Whenever he could, he played in a small team made up in the main of fellow chefs, and when she could Zoe went along with him to cheer him on. This Sunday, though, she would be working. Which was probably just as well, she reflected, smiling to herself as she visualised the results of her ardent handiwork.

‘Have you any days’ holiday left?’

Sleepily Zoe opened her eyes, lifting her head off the pillow to stare through the darkness at Ben. She had thought he was already asleep.

‘Yes, I think so. Why?’

‘I was just thinking. When we go down to see the house, it might be a good idea to take a few days off, have a good look round and weigh up the competition.’

‘A holiday?’ Zoe was sitting bolt upright now, her eyes bright with enthusiasm. ‘Oh, Ben, could we?’

She knew how careful he was with his budget. Careful but not mean—never that. She earned more than he did, and she also had her parents to turn to should she need to do so. Because of that she was careful not to offend his pride by offering to pay for too many extra ‘treats’. She also knew how much he would be worrying about Sharon’s coming baby—the extra mouth he would insist on helping to feed, no matter how much he might rail now against the child’s conception.

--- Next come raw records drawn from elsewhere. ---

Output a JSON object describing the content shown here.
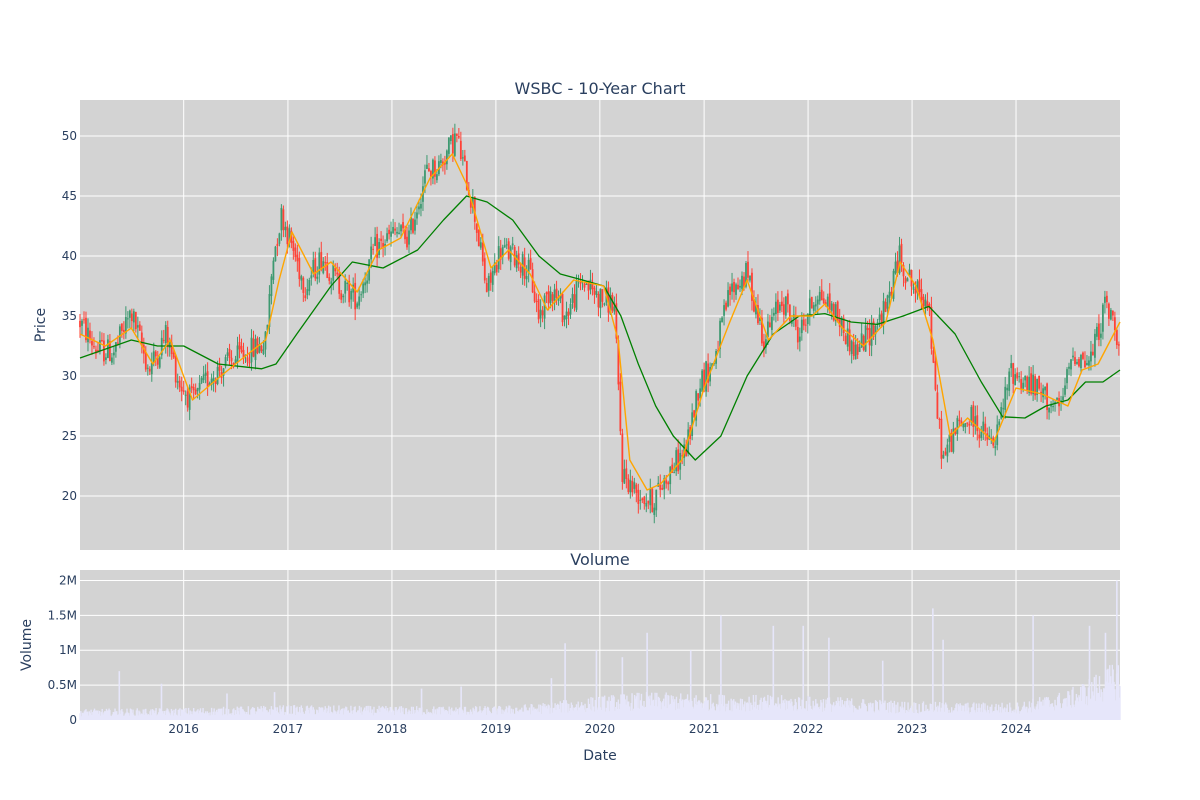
{
  "chart_data": [
    {
      "type": "candlestick",
      "title": "WSBC - 10-Year Chart",
      "xlabel": "",
      "ylabel": "Price",
      "ylim": [
        15.5,
        53
      ],
      "y_ticks": [
        20,
        25,
        30,
        35,
        40,
        45,
        50
      ],
      "x_ticks": [
        "2016",
        "2017",
        "2018",
        "2019",
        "2020",
        "2021",
        "2022",
        "2023",
        "2024"
      ],
      "x_range": [
        "2015-01-02",
        "2024-12-31"
      ],
      "grid": true,
      "colors": {
        "up": "#3d9970",
        "down": "#ff4136",
        "ma_short": "#ffa500",
        "ma_long": "#008000",
        "plot_bg": "#d3d3d3",
        "grid": "#ffffff"
      },
      "series": [
        {
          "type": "candlestick",
          "anchors": [
            [
              "2015-01-02",
              34.5
            ],
            [
              "2015-03-01",
              32.2
            ],
            [
              "2015-05-01",
              32.0
            ],
            [
              "2015-07-01",
              35.3
            ],
            [
              "2015-09-01",
              30.5
            ],
            [
              "2015-11-01",
              33.5
            ],
            [
              "2015-12-15",
              29.5
            ],
            [
              "2016-02-01",
              27.8
            ],
            [
              "2016-04-01",
              30.0
            ],
            [
              "2016-06-01",
              31.0
            ],
            [
              "2016-08-01",
              31.8
            ],
            [
              "2016-10-15",
              32.8
            ],
            [
              "2016-11-10",
              40.0
            ],
            [
              "2016-12-10",
              43.5
            ],
            [
              "2017-03-01",
              37.5
            ],
            [
              "2017-05-01",
              40.0
            ],
            [
              "2017-07-01",
              37.5
            ],
            [
              "2017-09-01",
              36.5
            ],
            [
              "2017-11-01",
              40.5
            ],
            [
              "2018-01-15",
              42.0
            ],
            [
              "2018-03-01",
              41.5
            ],
            [
              "2018-05-01",
              47.0
            ],
            [
              "2018-06-15",
              47.5
            ],
            [
              "2018-08-15",
              50.0
            ],
            [
              "2018-10-15",
              44.0
            ],
            [
              "2018-12-01",
              37.0
            ],
            [
              "2019-01-15",
              40.5
            ],
            [
              "2019-03-15",
              40.0
            ],
            [
              "2019-05-01",
              38.5
            ],
            [
              "2019-06-01",
              35.0
            ],
            [
              "2019-07-15",
              37.5
            ],
            [
              "2019-09-01",
              35.0
            ],
            [
              "2019-11-01",
              38.0
            ],
            [
              "2020-01-01",
              36.5
            ],
            [
              "2020-02-20",
              36.0
            ],
            [
              "2020-03-20",
              22.0
            ],
            [
              "2020-05-01",
              20.5
            ],
            [
              "2020-07-01",
              19.5
            ],
            [
              "2020-09-01",
              22.0
            ],
            [
              "2020-11-01",
              24.0
            ],
            [
              "2020-12-15",
              29.5
            ],
            [
              "2021-02-01",
              31.0
            ],
            [
              "2021-04-01",
              37.0
            ],
            [
              "2021-06-01",
              38.5
            ],
            [
              "2021-08-01",
              33.0
            ],
            [
              "2021-10-01",
              36.5
            ],
            [
              "2021-12-01",
              33.5
            ],
            [
              "2022-02-01",
              37.0
            ],
            [
              "2022-04-01",
              35.5
            ],
            [
              "2022-06-15",
              32.0
            ],
            [
              "2022-08-01",
              33.5
            ],
            [
              "2022-10-01",
              35.5
            ],
            [
              "2022-11-15",
              40.0
            ],
            [
              "2023-01-15",
              37.0
            ],
            [
              "2023-02-28",
              36.5
            ],
            [
              "2023-03-20",
              29.0
            ],
            [
              "2023-04-20",
              23.0
            ],
            [
              "2023-06-01",
              25.5
            ],
            [
              "2023-08-01",
              26.5
            ],
            [
              "2023-10-15",
              24.0
            ],
            [
              "2023-12-15",
              30.5
            ],
            [
              "2024-02-01",
              29.5
            ],
            [
              "2024-04-01",
              28.5
            ],
            [
              "2024-06-01",
              27.0
            ],
            [
              "2024-07-20",
              32.0
            ],
            [
              "2024-09-15",
              31.0
            ],
            [
              "2024-11-10",
              36.0
            ],
            [
              "2024-12-31",
              33.0
            ]
          ]
        },
        {
          "type": "line",
          "points": [
            [
              "2015-01-02",
              33.5
            ],
            [
              "2015-04-01",
              32.5
            ],
            [
              "2015-07-01",
              34.0
            ],
            [
              "2015-09-15",
              31.0
            ],
            [
              "2015-11-15",
              33.0
            ],
            [
              "2016-02-01",
              28.0
            ],
            [
              "2016-04-15",
              29.5
            ],
            [
              "2016-07-01",
              31.0
            ],
            [
              "2016-10-15",
              33.0
            ],
            [
              "2016-12-01",
              38.0
            ],
            [
              "2017-01-15",
              42.0
            ],
            [
              "2017-04-01",
              38.5
            ],
            [
              "2017-06-01",
              39.5
            ],
            [
              "2017-09-01",
              37.0
            ],
            [
              "2017-11-15",
              40.5
            ],
            [
              "2018-02-01",
              41.5
            ],
            [
              "2018-05-15",
              46.5
            ],
            [
              "2018-08-01",
              48.5
            ],
            [
              "2018-09-20",
              46.0
            ],
            [
              "2018-12-15",
              39.0
            ],
            [
              "2019-02-15",
              40.5
            ],
            [
              "2019-05-01",
              38.5
            ],
            [
              "2019-07-01",
              35.5
            ],
            [
              "2019-10-01",
              38.0
            ],
            [
              "2020-01-15",
              37.5
            ],
            [
              "2020-03-05",
              33.0
            ],
            [
              "2020-04-15",
              23.0
            ],
            [
              "2020-06-15",
              20.5
            ],
            [
              "2020-08-01",
              21.0
            ],
            [
              "2020-10-15",
              23.0
            ],
            [
              "2021-01-01",
              29.0
            ],
            [
              "2021-04-01",
              34.5
            ],
            [
              "2021-06-01",
              38.0
            ],
            [
              "2021-08-15",
              33.0
            ],
            [
              "2021-11-01",
              35.0
            ],
            [
              "2022-01-15",
              35.0
            ],
            [
              "2022-03-01",
              36.0
            ],
            [
              "2022-05-01",
              34.0
            ],
            [
              "2022-07-15",
              32.5
            ],
            [
              "2022-10-01",
              34.5
            ],
            [
              "2022-11-20",
              39.5
            ],
            [
              "2023-01-15",
              37.5
            ],
            [
              "2023-03-15",
              33.0
            ],
            [
              "2023-05-15",
              25.0
            ],
            [
              "2023-07-15",
              26.5
            ],
            [
              "2023-10-15",
              24.5
            ],
            [
              "2024-01-01",
              29.0
            ],
            [
              "2024-04-01",
              28.5
            ],
            [
              "2024-07-01",
              27.5
            ],
            [
              "2024-08-20",
              30.5
            ],
            [
              "2024-10-15",
              31.0
            ],
            [
              "2024-12-31",
              34.5
            ]
          ]
        },
        {
          "type": "line",
          "points": [
            [
              "2015-01-02",
              31.5
            ],
            [
              "2015-07-01",
              33.0
            ],
            [
              "2015-10-01",
              32.5
            ],
            [
              "2016-01-01",
              32.5
            ],
            [
              "2016-05-01",
              31.0
            ],
            [
              "2016-10-01",
              30.6
            ],
            [
              "2016-11-20",
              31.0
            ],
            [
              "2017-02-01",
              33.5
            ],
            [
              "2017-06-01",
              37.5
            ],
            [
              "2017-08-15",
              39.5
            ],
            [
              "2017-12-01",
              39.0
            ],
            [
              "2018-04-01",
              40.5
            ],
            [
              "2018-07-01",
              43.0
            ],
            [
              "2018-09-20",
              45.0
            ],
            [
              "2018-12-01",
              44.5
            ],
            [
              "2019-03-01",
              43.0
            ],
            [
              "2019-06-01",
              40.0
            ],
            [
              "2019-08-15",
              38.5
            ],
            [
              "2019-11-01",
              38.0
            ],
            [
              "2020-01-15",
              37.5
            ],
            [
              "2020-03-15",
              35.0
            ],
            [
              "2020-05-15",
              31.0
            ],
            [
              "2020-07-15",
              27.5
            ],
            [
              "2020-09-15",
              25.0
            ],
            [
              "2020-12-01",
              23.0
            ],
            [
              "2021-03-01",
              25.0
            ],
            [
              "2021-06-01",
              30.0
            ],
            [
              "2021-09-01",
              33.5
            ],
            [
              "2021-12-01",
              35.0
            ],
            [
              "2022-03-01",
              35.2
            ],
            [
              "2022-06-01",
              34.5
            ],
            [
              "2022-09-01",
              34.3
            ],
            [
              "2022-12-01",
              35.0
            ],
            [
              "2023-03-01",
              35.8
            ],
            [
              "2023-06-01",
              33.5
            ],
            [
              "2023-09-01",
              29.5
            ],
            [
              "2023-11-15",
              26.6
            ],
            [
              "2024-02-01",
              26.5
            ],
            [
              "2024-04-15",
              27.5
            ],
            [
              "2024-07-01",
              28.0
            ],
            [
              "2024-09-01",
              29.5
            ],
            [
              "2024-11-01",
              29.5
            ],
            [
              "2024-12-31",
              30.5
            ]
          ]
        }
      ]
    },
    {
      "type": "bar",
      "title": "Volume",
      "xlabel": "Date",
      "ylabel": "Volume",
      "ylim": [
        0,
        2150000
      ],
      "y_ticks": [
        0,
        500000,
        1000000,
        1500000,
        2000000
      ],
      "y_tick_labels": [
        "0",
        "0.5M",
        "1M",
        "1.5M",
        "2M"
      ],
      "x_ticks": [
        "2016",
        "2017",
        "2018",
        "2019",
        "2020",
        "2021",
        "2022",
        "2023",
        "2024"
      ],
      "grid": true,
      "colors": {
        "bar": "#e6e6fa",
        "plot_bg": "#d3d3d3"
      },
      "baseline": [
        [
          "2015-01-02",
          120000
        ],
        [
          "2016-01-01",
          130000
        ],
        [
          "2017-01-01",
          160000
        ],
        [
          "2018-01-01",
          150000
        ],
        [
          "2019-01-01",
          150000
        ],
        [
          "2019-06-01",
          180000
        ],
        [
          "2020-01-01",
          260000
        ],
        [
          "2020-06-01",
          300000
        ],
        [
          "2021-01-01",
          280000
        ],
        [
          "2022-01-01",
          260000
        ],
        [
          "2022-06-01",
          240000
        ],
        [
          "2023-01-01",
          200000
        ],
        [
          "2023-06-01",
          190000
        ],
        [
          "2024-01-01",
          190000
        ],
        [
          "2024-07-01",
          320000
        ],
        [
          "2024-12-31",
          650000
        ]
      ],
      "spikes": [
        [
          "2015-05-20",
          700000
        ],
        [
          "2015-10-15",
          520000
        ],
        [
          "2016-06-01",
          380000
        ],
        [
          "2016-11-15",
          400000
        ],
        [
          "2018-04-15",
          450000
        ],
        [
          "2018-09-01",
          480000
        ],
        [
          "2019-07-15",
          600000
        ],
        [
          "2019-09-01",
          1100000
        ],
        [
          "2019-12-20",
          1000000
        ],
        [
          "2020-03-20",
          900000
        ],
        [
          "2020-06-15",
          1250000
        ],
        [
          "2020-11-15",
          1000000
        ],
        [
          "2021-03-01",
          1500000
        ],
        [
          "2021-09-01",
          1350000
        ],
        [
          "2021-12-15",
          1350000
        ],
        [
          "2022-03-15",
          1180000
        ],
        [
          "2022-09-20",
          850000
        ],
        [
          "2023-03-15",
          1600000
        ],
        [
          "2023-04-20",
          1150000
        ],
        [
          "2024-03-01",
          1500000
        ],
        [
          "2024-09-15",
          1350000
        ],
        [
          "2024-11-10",
          1250000
        ],
        [
          "2024-12-20",
          2000000
        ]
      ]
    }
  ]
}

‘I don’t see why not. We could always put it down to business expenses,’ he added drily. ‘Isn’t that the way it’s done? Mind you, why should I knock it? It will be all those executives with their hefty expense accounts that we’ll need to attract if we’re going to make this thing pay. Running a hotel isn’t like running a restaurant.’

Zoe caught the underlying note of tension in his voice and frowned. She was fully awake now and so obviously was he.